In this post, I want to reference some of my findings related to how the @section, @yield, @stop and @show commands work in Laravel’s Blade template engine as the official documentation regarding these subjects are pretty much non-existent. The @section command is used to define an area within your template, consider the following example: This is our master layout template named master.blade.php, it will reside in the app/views directory.

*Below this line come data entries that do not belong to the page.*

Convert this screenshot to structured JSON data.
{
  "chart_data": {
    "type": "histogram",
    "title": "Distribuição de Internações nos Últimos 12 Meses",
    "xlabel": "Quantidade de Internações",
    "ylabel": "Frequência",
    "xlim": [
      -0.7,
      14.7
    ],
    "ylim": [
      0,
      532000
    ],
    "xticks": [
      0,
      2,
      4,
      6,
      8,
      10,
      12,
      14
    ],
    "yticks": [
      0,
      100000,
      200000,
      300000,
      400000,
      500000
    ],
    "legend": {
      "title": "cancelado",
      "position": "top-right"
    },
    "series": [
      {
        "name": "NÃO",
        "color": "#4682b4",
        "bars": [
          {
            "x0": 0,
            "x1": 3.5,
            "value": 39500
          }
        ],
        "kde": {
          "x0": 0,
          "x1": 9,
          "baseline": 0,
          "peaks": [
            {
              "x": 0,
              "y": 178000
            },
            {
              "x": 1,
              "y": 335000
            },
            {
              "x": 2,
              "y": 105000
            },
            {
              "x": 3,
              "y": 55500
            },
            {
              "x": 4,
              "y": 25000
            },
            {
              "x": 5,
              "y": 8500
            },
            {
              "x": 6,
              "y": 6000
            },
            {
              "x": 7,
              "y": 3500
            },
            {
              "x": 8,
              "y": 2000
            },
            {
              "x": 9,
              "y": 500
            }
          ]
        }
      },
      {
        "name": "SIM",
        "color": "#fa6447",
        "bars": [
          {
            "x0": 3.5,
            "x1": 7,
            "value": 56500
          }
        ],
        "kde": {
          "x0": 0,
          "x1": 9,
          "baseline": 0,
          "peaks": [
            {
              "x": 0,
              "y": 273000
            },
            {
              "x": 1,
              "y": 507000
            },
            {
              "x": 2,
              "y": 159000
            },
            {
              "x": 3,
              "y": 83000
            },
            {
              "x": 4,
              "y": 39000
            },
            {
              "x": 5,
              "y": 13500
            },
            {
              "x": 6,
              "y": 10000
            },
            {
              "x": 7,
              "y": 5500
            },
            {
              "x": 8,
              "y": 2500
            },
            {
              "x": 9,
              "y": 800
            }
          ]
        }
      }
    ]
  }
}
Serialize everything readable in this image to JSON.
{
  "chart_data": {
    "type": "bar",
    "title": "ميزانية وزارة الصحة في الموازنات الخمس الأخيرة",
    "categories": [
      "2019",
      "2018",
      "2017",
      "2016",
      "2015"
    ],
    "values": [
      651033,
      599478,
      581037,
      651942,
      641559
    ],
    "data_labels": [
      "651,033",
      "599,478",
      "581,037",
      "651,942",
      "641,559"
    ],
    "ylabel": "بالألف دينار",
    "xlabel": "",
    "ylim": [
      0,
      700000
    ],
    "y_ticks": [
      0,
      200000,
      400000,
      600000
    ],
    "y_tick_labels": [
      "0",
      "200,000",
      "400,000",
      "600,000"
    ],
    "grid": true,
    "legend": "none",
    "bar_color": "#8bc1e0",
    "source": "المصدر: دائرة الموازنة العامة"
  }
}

 <html> <title> @section('title') SiteName @show </title> <body> @yield('content') </body> </html> 

Now what the @section is doing above is creating a placeholder area named title with a default value (SiteName). At end, we use @show, why? To tell it to display the content at that point. If we used @stop, it would not output the title, now take a look at the child template below for a View called home.blade.php (again, this resides in app/views directory of your Laravel installation):

 @extends('master') @section('title') Home | @parent @stop @section('content') A test sentence. @stop 

The only thing its doing is defining content for this particular page / view. But the first thing it does is it tell it to extend the master template, so this child template extends our master template. It calls our section again and modifies it by appending Home | to the original title defined in our master template, so when its parsed as html it becomes Home | SiteName, neat huh? We used the @parent command to retrieve the original title defined by the parent / master template file. At the end we also use @stop command to tell it not to output anything right now, since it will be taken care of by the master template we created earlier. Because the Blade Template Engine does inheriting. One last thing I want to mention is that in the master template file above I used the following: @yield('content') This basically does the same thing as @section(‘content’) and is used if we simply don’t want the inherit (cascading) functionality. @yield is used when you simply want to overwrite the content instead of appending more content to the original.

I hope those who come across this post, find it helpful.. I made this post in quite a hurry for reference purpose as I was just beginning to get into the Laravel Web Framework. If some thing feels confusing or unclear or if something could be improved then please do mention by commenting. Cheers!